Sunday, August 12, 2012

The Coliseum

Christian Martyr's Last Prayer, 1864-84, Jean-Leon Gerome, only the artist could capture
what the Coliseum must have been like in its "gory" days.
Several years ago, the City of Rome was treated to a revival of the ancient Greek drama Oedipus Rex. While not the stuff of Broadway, or even Appian Way theatre, the play does have its moments, otherwise Sophocles' tragedy wouldn't have been around for something just over twenty-four hundred years. What made this retelling unique was its venue, amid the architectural rubble of one of the greatest landmarks in the history of mankind--Rome's Coliseum. Foot for foot, yard for yard, it's probably the bloodiest site on the whole planet, which would seem not at all inappropriate for a play in which a man unknowingly kills his father then marries his mother, who later commits suicide upon this realization, leading her son to blind himself in retribution for his maternal incest. It's a Greek tragedy, what one might call "tabloid theatre."

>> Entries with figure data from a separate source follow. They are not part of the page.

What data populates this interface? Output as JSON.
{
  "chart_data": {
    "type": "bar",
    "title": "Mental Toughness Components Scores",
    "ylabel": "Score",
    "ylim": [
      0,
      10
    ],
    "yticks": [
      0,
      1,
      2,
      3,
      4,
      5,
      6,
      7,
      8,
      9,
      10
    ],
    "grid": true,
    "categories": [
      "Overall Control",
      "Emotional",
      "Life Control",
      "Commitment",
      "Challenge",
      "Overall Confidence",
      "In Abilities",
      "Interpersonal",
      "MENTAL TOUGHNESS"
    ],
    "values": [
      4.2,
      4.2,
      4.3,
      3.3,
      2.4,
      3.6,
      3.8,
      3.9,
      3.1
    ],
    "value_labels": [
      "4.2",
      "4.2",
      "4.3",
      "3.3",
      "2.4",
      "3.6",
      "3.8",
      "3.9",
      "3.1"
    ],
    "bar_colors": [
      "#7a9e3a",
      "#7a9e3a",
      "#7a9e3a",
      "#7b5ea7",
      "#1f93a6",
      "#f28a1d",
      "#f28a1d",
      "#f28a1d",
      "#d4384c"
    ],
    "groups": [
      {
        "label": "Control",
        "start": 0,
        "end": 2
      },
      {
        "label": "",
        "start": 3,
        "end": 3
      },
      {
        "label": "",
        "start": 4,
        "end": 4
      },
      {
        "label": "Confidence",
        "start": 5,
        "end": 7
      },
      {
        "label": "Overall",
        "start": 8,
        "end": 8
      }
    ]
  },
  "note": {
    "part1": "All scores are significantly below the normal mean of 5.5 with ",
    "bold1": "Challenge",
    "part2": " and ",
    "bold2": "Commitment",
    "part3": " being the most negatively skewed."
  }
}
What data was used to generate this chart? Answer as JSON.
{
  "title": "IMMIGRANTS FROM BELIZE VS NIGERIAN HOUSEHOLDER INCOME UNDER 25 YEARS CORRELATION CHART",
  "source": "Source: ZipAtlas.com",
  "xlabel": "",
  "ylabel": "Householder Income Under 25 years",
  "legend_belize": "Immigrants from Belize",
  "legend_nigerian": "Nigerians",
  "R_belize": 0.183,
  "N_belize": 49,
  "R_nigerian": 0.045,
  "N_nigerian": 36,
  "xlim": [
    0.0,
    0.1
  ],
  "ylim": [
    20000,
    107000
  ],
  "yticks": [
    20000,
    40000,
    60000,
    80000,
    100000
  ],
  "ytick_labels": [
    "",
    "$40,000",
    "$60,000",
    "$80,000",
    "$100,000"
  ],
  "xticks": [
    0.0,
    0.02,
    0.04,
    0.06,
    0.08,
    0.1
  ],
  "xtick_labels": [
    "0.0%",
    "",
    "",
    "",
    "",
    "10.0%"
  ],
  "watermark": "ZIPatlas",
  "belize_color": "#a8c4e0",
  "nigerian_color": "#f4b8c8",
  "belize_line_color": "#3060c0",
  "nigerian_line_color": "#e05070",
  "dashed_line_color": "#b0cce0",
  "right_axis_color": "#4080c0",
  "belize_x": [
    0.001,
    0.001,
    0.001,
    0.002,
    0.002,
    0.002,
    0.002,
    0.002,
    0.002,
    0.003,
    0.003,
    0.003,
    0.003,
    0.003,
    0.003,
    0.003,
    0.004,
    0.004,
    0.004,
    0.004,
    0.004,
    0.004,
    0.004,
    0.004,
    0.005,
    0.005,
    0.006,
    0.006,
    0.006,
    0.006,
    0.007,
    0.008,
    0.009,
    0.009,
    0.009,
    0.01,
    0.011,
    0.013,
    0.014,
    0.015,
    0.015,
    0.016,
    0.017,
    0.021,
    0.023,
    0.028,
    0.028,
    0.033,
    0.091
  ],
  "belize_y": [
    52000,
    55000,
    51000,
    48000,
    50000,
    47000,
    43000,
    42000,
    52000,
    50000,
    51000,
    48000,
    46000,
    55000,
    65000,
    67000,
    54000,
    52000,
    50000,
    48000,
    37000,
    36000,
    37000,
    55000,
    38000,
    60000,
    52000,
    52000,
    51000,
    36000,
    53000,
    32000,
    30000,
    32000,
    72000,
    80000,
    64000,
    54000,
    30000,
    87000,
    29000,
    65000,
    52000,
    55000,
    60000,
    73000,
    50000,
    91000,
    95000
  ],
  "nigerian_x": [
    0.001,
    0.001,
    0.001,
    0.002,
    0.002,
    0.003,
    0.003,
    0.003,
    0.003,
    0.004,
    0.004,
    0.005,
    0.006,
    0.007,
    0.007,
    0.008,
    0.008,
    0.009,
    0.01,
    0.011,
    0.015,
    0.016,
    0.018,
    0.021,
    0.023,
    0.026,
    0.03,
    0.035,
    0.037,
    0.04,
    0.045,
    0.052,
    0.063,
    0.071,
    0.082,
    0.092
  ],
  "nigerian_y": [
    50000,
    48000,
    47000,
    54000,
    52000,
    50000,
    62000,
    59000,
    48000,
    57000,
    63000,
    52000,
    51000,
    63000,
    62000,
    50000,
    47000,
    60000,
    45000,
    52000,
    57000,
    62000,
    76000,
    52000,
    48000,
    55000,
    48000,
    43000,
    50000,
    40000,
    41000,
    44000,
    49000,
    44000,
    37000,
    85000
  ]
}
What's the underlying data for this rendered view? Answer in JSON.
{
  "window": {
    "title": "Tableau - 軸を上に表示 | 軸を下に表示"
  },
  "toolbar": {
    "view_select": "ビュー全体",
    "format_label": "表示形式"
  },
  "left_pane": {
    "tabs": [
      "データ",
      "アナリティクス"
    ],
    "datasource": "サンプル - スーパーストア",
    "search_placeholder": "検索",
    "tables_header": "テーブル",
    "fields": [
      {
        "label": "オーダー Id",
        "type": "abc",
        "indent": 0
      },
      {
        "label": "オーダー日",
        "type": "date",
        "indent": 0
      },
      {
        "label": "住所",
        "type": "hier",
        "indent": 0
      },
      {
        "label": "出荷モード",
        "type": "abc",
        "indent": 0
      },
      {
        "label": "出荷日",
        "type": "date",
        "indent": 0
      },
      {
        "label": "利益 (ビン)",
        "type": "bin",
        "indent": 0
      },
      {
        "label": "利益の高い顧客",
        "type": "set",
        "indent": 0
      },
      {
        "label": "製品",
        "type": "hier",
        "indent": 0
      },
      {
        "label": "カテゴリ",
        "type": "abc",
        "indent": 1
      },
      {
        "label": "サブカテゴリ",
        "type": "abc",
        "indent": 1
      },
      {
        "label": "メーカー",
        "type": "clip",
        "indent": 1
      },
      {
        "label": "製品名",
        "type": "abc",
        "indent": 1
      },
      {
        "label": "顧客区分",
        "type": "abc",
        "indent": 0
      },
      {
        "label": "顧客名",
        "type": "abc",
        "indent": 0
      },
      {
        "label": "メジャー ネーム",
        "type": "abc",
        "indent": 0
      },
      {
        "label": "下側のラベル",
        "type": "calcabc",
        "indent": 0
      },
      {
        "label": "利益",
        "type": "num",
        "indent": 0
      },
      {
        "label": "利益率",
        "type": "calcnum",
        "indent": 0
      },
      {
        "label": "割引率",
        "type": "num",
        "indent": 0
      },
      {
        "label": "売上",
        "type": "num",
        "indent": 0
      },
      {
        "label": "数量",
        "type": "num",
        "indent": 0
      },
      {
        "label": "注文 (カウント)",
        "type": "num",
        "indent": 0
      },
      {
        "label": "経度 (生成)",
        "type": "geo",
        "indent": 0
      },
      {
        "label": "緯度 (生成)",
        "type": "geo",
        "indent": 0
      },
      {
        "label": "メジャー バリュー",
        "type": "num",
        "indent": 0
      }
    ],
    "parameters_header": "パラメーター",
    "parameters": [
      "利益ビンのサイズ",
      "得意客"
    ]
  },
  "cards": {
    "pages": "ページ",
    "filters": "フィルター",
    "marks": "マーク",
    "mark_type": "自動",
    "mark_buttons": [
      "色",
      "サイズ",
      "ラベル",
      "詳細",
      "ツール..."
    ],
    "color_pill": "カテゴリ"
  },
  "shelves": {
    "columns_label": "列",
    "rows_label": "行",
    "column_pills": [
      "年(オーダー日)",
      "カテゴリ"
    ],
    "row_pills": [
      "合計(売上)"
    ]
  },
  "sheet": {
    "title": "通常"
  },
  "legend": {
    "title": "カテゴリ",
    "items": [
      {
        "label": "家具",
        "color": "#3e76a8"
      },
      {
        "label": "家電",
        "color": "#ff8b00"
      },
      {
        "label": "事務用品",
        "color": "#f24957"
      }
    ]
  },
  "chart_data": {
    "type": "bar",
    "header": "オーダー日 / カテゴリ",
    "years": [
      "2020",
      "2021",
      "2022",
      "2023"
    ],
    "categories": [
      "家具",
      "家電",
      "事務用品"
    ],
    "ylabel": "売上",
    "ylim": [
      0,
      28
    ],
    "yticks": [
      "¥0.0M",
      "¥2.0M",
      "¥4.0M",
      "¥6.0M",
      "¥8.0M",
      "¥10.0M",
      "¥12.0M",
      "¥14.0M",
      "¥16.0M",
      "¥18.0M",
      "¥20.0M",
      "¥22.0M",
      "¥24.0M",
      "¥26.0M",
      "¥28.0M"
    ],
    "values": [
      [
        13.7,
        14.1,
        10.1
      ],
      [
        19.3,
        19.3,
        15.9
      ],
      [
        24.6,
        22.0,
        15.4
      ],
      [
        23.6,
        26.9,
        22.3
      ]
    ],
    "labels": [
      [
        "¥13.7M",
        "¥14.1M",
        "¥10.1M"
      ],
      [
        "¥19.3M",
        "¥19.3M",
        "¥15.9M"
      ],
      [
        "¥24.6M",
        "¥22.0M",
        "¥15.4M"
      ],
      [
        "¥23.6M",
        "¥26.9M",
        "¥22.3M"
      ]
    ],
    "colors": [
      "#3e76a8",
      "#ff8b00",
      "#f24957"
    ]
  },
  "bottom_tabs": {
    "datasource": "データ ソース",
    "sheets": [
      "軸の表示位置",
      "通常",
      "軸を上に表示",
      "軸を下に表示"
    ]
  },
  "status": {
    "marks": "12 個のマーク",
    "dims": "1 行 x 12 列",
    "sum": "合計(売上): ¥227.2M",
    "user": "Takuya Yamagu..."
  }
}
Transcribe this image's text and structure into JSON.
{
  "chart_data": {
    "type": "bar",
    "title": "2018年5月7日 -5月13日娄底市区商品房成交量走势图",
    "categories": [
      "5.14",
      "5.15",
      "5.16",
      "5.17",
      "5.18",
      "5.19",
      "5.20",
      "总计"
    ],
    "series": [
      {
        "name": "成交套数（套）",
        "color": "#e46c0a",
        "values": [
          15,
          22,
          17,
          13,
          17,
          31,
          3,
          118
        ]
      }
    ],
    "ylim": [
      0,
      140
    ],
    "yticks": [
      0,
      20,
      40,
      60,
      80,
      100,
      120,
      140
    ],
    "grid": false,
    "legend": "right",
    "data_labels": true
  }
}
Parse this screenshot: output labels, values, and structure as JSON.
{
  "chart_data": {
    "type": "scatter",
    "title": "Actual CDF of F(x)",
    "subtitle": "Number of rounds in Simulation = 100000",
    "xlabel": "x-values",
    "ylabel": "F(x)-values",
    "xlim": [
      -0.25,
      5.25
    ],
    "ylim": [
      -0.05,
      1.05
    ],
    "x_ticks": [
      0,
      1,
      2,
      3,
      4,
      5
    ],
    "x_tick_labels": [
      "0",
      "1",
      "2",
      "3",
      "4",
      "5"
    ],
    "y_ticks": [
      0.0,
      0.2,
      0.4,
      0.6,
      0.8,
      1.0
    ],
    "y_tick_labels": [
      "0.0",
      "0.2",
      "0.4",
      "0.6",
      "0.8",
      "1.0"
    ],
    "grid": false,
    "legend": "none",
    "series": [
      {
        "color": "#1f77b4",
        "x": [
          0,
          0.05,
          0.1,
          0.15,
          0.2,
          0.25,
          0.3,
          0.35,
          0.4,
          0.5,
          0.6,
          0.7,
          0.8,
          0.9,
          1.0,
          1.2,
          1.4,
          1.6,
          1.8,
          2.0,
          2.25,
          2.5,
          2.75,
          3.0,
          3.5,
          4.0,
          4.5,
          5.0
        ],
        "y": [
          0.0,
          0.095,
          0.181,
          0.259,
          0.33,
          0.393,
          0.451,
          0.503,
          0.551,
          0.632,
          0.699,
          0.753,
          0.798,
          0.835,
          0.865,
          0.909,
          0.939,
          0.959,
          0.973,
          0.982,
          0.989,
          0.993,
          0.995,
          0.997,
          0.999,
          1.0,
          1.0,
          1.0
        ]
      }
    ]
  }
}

Despite their current economic straits, the Italians have done their best to preserve their
ancient piles of Rocks. When I was there in 2001, the 'bridge" and partial floor had just
been completed, allowing visitors an intimate peek at parts of the arena not usually seen.
The news media proclaimed Oedipus Rex as the first performance in the venerable old amphitheater in fifteen hundred years. That's at least somewhat inaccurate. While it's true, the last "games" were held in the Coliseum in 523, bullfights were held there in the 1300s; and as recently as 1951, it was the site of a concert given to commemorate the anniversary of Verdi's death. And before that, during the Renaissance, passion plays were often held among the half-destroyed remnants of the Roman Emperor Titus' magnificent arena. Begun in 72 CE, the stadium could hold more than fifty thousand bloodthirsty Roman spectators. Its opening in 80 CE was celebrated with a full one hundred days of horrific gladiatorial games.

I was struck by the depth of the ruins that would
have been beneath the wooden floor of the
ancient arena. There was much within the
two-level guts of the Coliseum that didn't meet
the eye.
Bigger than two present day football fields, the stands once rose 164 feet high; while the oval arena floor, which was the only part of the structure made of wood, covered some 29,000 square feet. Everything about the Coliseum was enormous in size beginning with the colossal, 120-foot tall statue of Nero outside its gates (from which the arena first derived its name 630 years later). Though not completed until after the suicide that ended his reign, nor actually bearing his name, this was very much Nero's kind of place.

Though usually thought of as being constructed
of stone, the actual core of the structure was
good old-fashioned Roman brick, flat, irregular,
and held in place by the, then brand new,
invention of concrete.

The Coliseum is most well known as a death pit. Many of its victims were, of course, wild animals since most of the time the gladiators won. Even women gladiators played the Coliseum...until they were banned in 200 CE. The first Christian (St. Ignatius) died there in 110 CE. Estimates range from five- thousand to as high as ten-thousand others followed in his path. The last, St. Telemachus, was martyred within its walls in 404. Since then, sixteen-hundred years have not been kind to the place. A lightning strike in 320 began its trek down hill, followed by no less than six earthquakes (the last as recent at 1703) all of which inflicted varying amounts of damage. But without doubt, the most devastating damage has been done by the Romans themselves, who for centuries, considered its ageing walls a convenient stone quarry for the building of many present day structures; including over 2,500 cartloads of stone hauled across the Tiber to construct the walls of the Vatican.

Much of two outer rings of arches were consumed for Renaissance building materials
before the Italians came to realize they were demolishing their number-one tourist attraction.
What to do with the deteriorating structure has been a perennial problem for centuries too. Proposals to turn it into a church, and later, a cemetery did not mature, but the Coliseum has, at various times, been a woolen factory, a dumping ground for gunpowder refuse, a fortress, a den of thieves, a patch of weeds, and for the past two hundred years or so, a major tourist attraction. More recently, with part of its wooden floor rebuilt, but with its seating capacity reduced to a mere seven-hundred, once more the Coliseum was a venue for tragedy, though despite Sophocles' Oedipal plot, one not quite so lethal.

Despite its tortured past, and ruinous state, the Coliseum still manages
 to project a certain romantic beauty, especially at night.